My love for photography

I first knew I had an interest in photography when I won a small village competition at the age of 14. The image showcased an old door among some gravestones at a local church near me. I wish I had…

Smartphone

独家优惠奖金 100% 高达 1 BTC + 180 免费旋转




Clean Matching with FuzzyWuzzy

String Matching in Python with use of the Levenshtein Distance

Close, but no cigar

Python comes equipped with numerous ways to handle inconsistencies in strings as well as overall language (cue Natural Language Processing) to vectorize and transform words into usable formats for analysis. With methods such as .upper(), .title(), .strip(), .replace(), etc. available to format text, matching two similar strings becomes quite simple. However, Python has proved to me time and time again that there is almost always a simpler method to the madness— or to receiving error messages.

Here is where I discovered the FuzzyWuzzy package. When attempting to merge two DataFrames with various names that were mostly related but not exactly, I wound up exhausting different types of joins and concatenations, as well as hours of mental clarity, just trying to not lose majority of the rows that could not be directly matched on. Merging with Pandas is more temperamental than with FuzzyWuzzy, which allows you to set a threshold of the minimum distance between two strings that you would desire for a match.

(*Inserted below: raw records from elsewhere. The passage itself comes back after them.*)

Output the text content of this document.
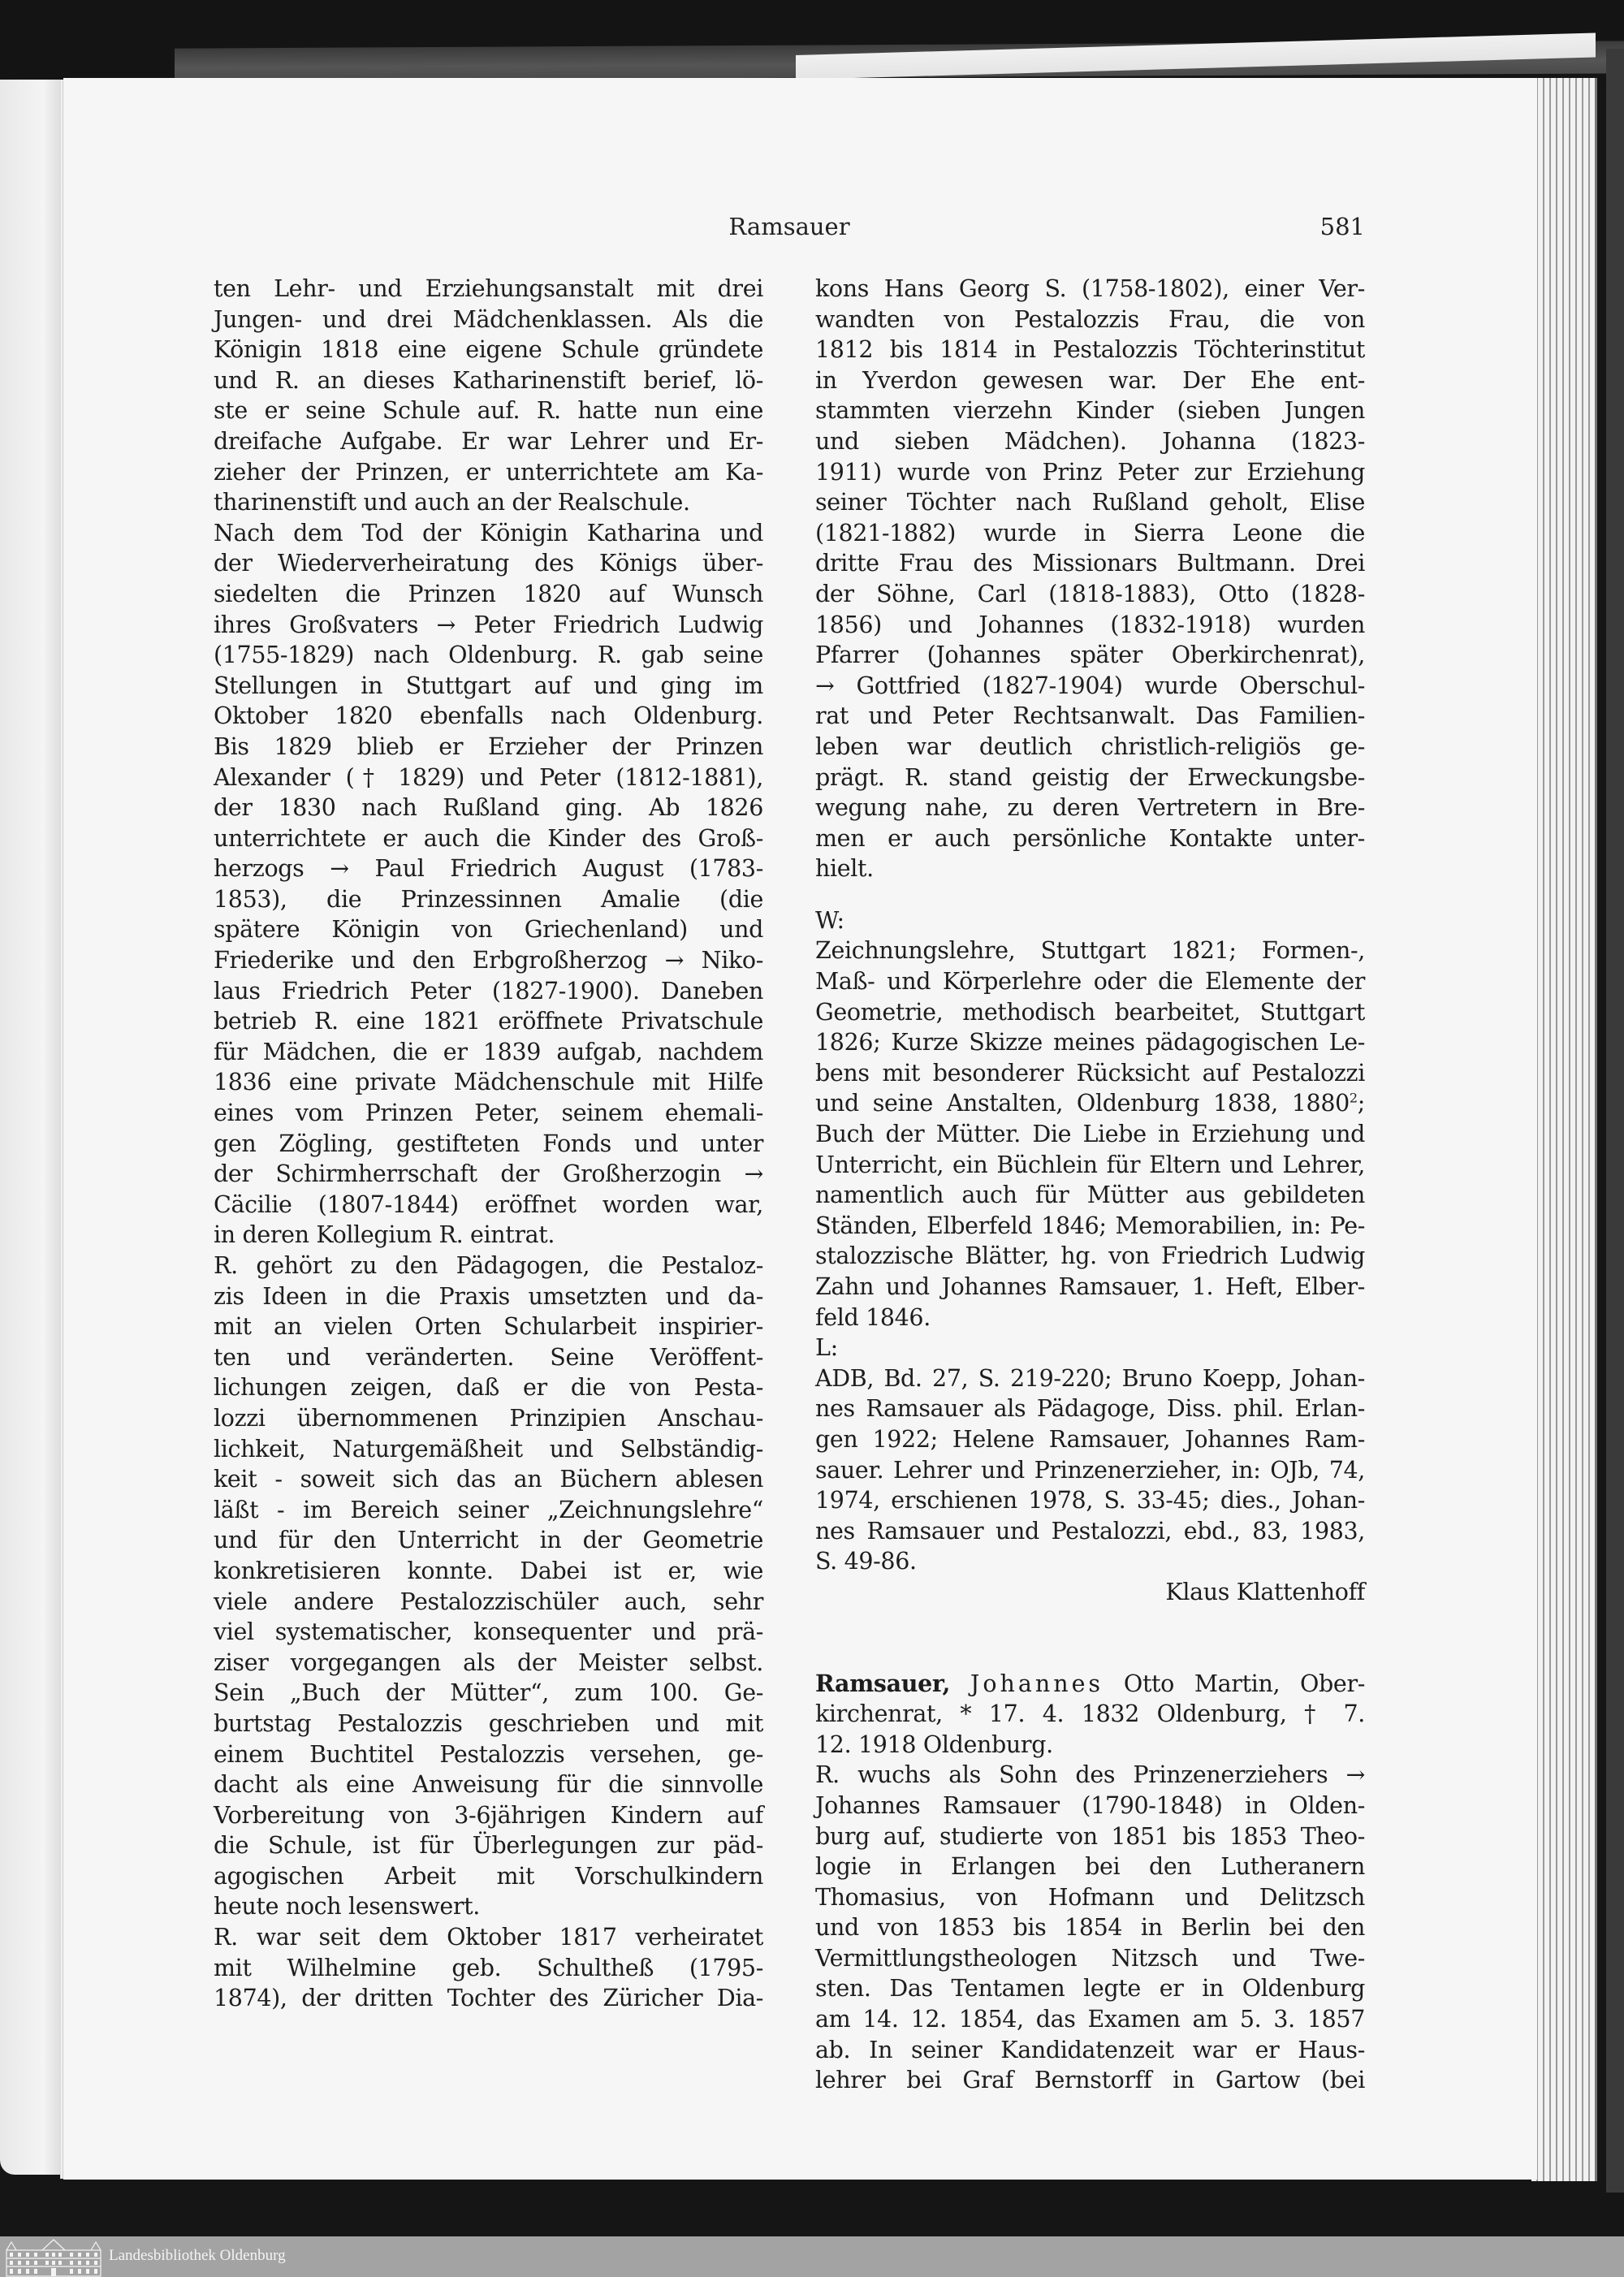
Ramsauer	581
ten Lehr- und Erziehungsanstalt mit drei
Jungen- und drei Mädchenklassen. Als die
Königin 1818 eine eigene Schule gründete
und R. an dieses Katharinenstift berief, lö-
ste er seine Schule auf. R. hatte nun eine
dreifache Aufgabe. Er war Lehrer und Er-
zieher der Prinzen, er unterrichtete am Ka-
tharinenstift und auch an der Realschule.
Nach dem Tod der Königin Katharina und
der Wiederverheiratung des Königs über-
siedelten die Prinzen 1820 auf Wunsch
ihres Großvaters → Peter Friedrich Ludwig
(1755-1829) nach Oldenburg. R. gab seine
Stellungen in Stuttgart auf und ging im
Oktober 1820 ebenfalls nach Oldenburg.
Bis 1829 blieb er Erzieher der Prinzen
Alexander († 1829) und Peter (1812-1881),
der 1830 nach Rußland ging. Ab 1826
unterrichtete er auch die Kinder des Groß-
herzogs → Paul Friedrich August (1783-
1853), die Prinzessinnen Amalie (die
spätere Königin von Griechenland) und
Friederike und den Erbgroßherzog → Niko-
laus Friedrich Peter (1827-1900). Daneben
betrieb R. eine 1821 eröffnete Privatschule
für Mädchen, die er 1839 aufgab, nachdem
1836 eine private Mädchenschule mit Hilfe
eines vom Prinzen Peter, seinem ehemali-
gen Zögling, gestifteten Fonds und unter
der Schirmherrschaft der Großherzogin →
Cäcilie (1807-1844) eröffnet worden war,
in deren Kollegium R. eintrat.
R. gehört zu den Pädagogen, die Pestaloz-
zis Ideen in die Praxis umsetzten und da-
mit an vielen Orten Schularbeit inspirier-
ten und veränderten. Seine Veröffent-
lichungen zeigen, daß er die von Pesta-
lozzi übernommenen Prinzipien Anschau-
lichkeit, Naturgemäßheit und Selbständig-
keit - soweit sich das an Büchern ablesen
läßt - im Bereich seiner „Zeichnungslehre“
und für den Unterricht in der Geometrie
konkretisieren konnte. Dabei ist er, wie
viele andere Pestalozzischüler auch, sehr
viel systematischer, konsequenter und prä-
ziser vorgegangen als der Meister selbst.
Sein „Buch der Mütter“, zum 100. Ge-
burtstag Pestalozzis geschrieben und mit
einem Buchtitel Pestalozzis versehen, ge-
dacht als eine Anweisung für die sinnvolle
Vorbereitung von 3-6jährigen Kindern auf
die Schule, ist für Überlegungen zur päd-
agogischen Arbeit mit Vorschulkindern
heute noch lesenswert.
R. war seit dem Oktober 1817 verheiratet
mit Wilhelmine geb. Schultheß (1795-
1874), der dritten Tochter des Züricher Dia-
kons Hans Georg S. (1758-1802), einer Ver-
wandten von Pestalozzis Frau, die von
1812 bis 1814 in Pestalozzis Töchterinstitut
in Yverdon gewesen war. Der Ehe ent-
stammten vierzehn Kinder (sieben Jungen
und sieben Mädchen). Johanna (1823-
1911) wurde von Prinz Peter zur Erziehung
seiner Töchter nach Rußland geholt, Elise
(1821-1882) wurde in Sierra Leone die
dritte Frau des Missionars Bultmann. Drei
der Söhne, Carl (1818-1883), Otto (1828-
1856) und Johannes (1832-1918) wurden
Pfarrer (Johannes später Oberkirchenrat),
→ Gottfried (1827-1904) wurde Oberschul-
rat und Peter Rechtsanwalt. Das Familien-
leben war deutlich christlich-religiös ge-
prägt. R. stand geistig der Erweckungsbe-
wegung nahe, zu deren Vertretern in Bre-
men er auch persönliche Kontakte unter-
hielt.
W:
Zeichnungslehre, Stuttgart 1821; Formen-,
Maß- und Körperlehre oder die Elemente der
Geometrie, methodisch bearbeitet, Stuttgart
1826; Kurze Skizze meines pädagogischen Le-
bens mit besonderer Rücksicht auf Pestalozzi
und seine Anstalten, Oldenburg 1838, 1880$^2$;
Buch der Mütter. Die Liebe in Erziehung und
Unterricht, ein Büchlein für Eltern und Lehrer,
namentlich auch für Mütter aus gebildeten
Ständen, Elberfeld 1846; Memorabilien, in: Pe-
stalozzische Blätter, hg. von Friedrich Ludwig
Zahn und Johannes Ramsauer, 1. Heft, Elber-
feld 1846.
L:
ADB, Bd. 27, S. 219-220; Bruno Koepp, Johan-
nes Ramsauer als Pädagoge, Diss. phil. Erlan-
gen 1922; Helene Ramsauer, Johannes Ram-
sauer. Lehrer und Prinzenerzieher, in: OJb, 74,
1974, erschienen 1978, S. 33-45; dies., Johan-
nes Ramsauer und Pestalozzi, ebd., 83, 1983,
S. 49-86.
Klaus Klattenhoff
Ramsauer, Johannes Otto Martin, Ober-
kirchenrat, * 17. 4. 1832 Oldenburg, † 7.
12. 1918 Oldenburg.
R. wuchs als Sohn des Prinzenerziehers →
Johannes Ramsauer (1790-1848) in Olden-
burg auf, studierte von 1851 bis 1853 Theo-
logie in Erlangen bei den Lutheranern
Thomasius, von Hofmann und Delitzsch
und von 1853 bis 1854 in Berlin bei den
Vermittlungstheologen Nitzsch und Twe-
sten. Das Tentamen legte er in Oldenburg
am 14. 12. 1854, das Examen am 5. 3. 1857
ab. In seiner Kandidatenzeit war er Haus-
lehrer bei Graf Bernstorff in Gartow (bei
Landesbibliothek Oldenburg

Named after mathematician Vladimir Levenshtein, this distance computes the required number of character edits to directly change one string into another. The distance between two strings is quantified by indices locations and the computational cost needed to move from one index to another.

To understand the implementation of the Levenshtein Distance Algorithm:

When using this function, we can determine the value associated with the Levenshtein distance between two strings as well as the number of edits required to have a direct match.

Uncommenting the print(distance) portion of the above function returns a matrix that visually explains the computational cost of matching the strings. The number in the bottom right corner denotes the required number of edits to match the strings, with each horizontally and vertically adjacent value representing an insertion and deletion respectively. The diagonally adjacent value can be a cost of 1 if the two characters in the row/column do not match, and a cost of 0 if they do mach. Each cell aims to minimize the local cost of computing the differences. Below, we have the matrix of the character differences between the strings ‘3 Bears OG’ and ‘Three Bears og’.

The red 1 denotes that 1 operation is needed to turn the M into an empty string

Beautiful but verbose, so let’s make this even easier by just installing and importing the Levenshtein package.

The Levenshtein package returns the number of edits required to match the strings, rather than the actual distance between the two when calling the distance function. To put the value acquired from the distance into use, we apply fuzzywuzzy to our strings or lists of strings to gather the associated terms. Fuzzywuzzy makes use of the Levenshtein distance through it’s ratio function that calculates the character differences between two strings.

This above function is aimed towards taking in various names from different DataFrames for merging into one DataFrame based on similarity. For my particular use, I input names of various strains of cannabis for matching the deviations in text across different websites. For instance, as seen above, the strain 3 Bears OG was present in all three of my DataFrames for the project I worked on, but was written as ‘Three Bears OG’ and ‘3 Bears Og’ on different databases which gave errors in merging due to the capitalization and spelling differences.

The above code does not include the distance score between the two strings, but this can easily be shown by updating the dictionary created with the value of the match, which would appear as a new column in the DataFrame. Only the first match is displayed, as denoted by match[0].

Sample of Matched Strings

Here, we can see that strains with lowercase values were matched with those in the title case without having done any text pre-processing. Similarly, apostrophes are given a weight as well in calculating whether Blue’s Dream is most similar to Blue Dream or Blues Dream.

FuzzyWuzzy can be used along with NLP to improve the use of categorical variables in various aspects of data science and analysis. In it’s simplest form, it can just be a fun way to see how much work is needed to get two strings to be the same.

Add a comment

Related posts:

Making plans for our home renovation

Three years ago we moved into our first house. It’s a three storey, solid stone doer-upper in a lovely town in South Wales which we thought we’d be able to improve ourselves. It had taken us a while…

Create ASP.NET Core Web API for Ethereum DApps

Recently I have discovered Nethereum, an open source library for creating .NET applications which can interoperate with Ethereum and smart contracts. The framework has been actively developed for…

This is Huluween

Huluween is a hallowed Hulu tradition and arguably the most anticipated event of the year. We love Huluween so much, it's scary.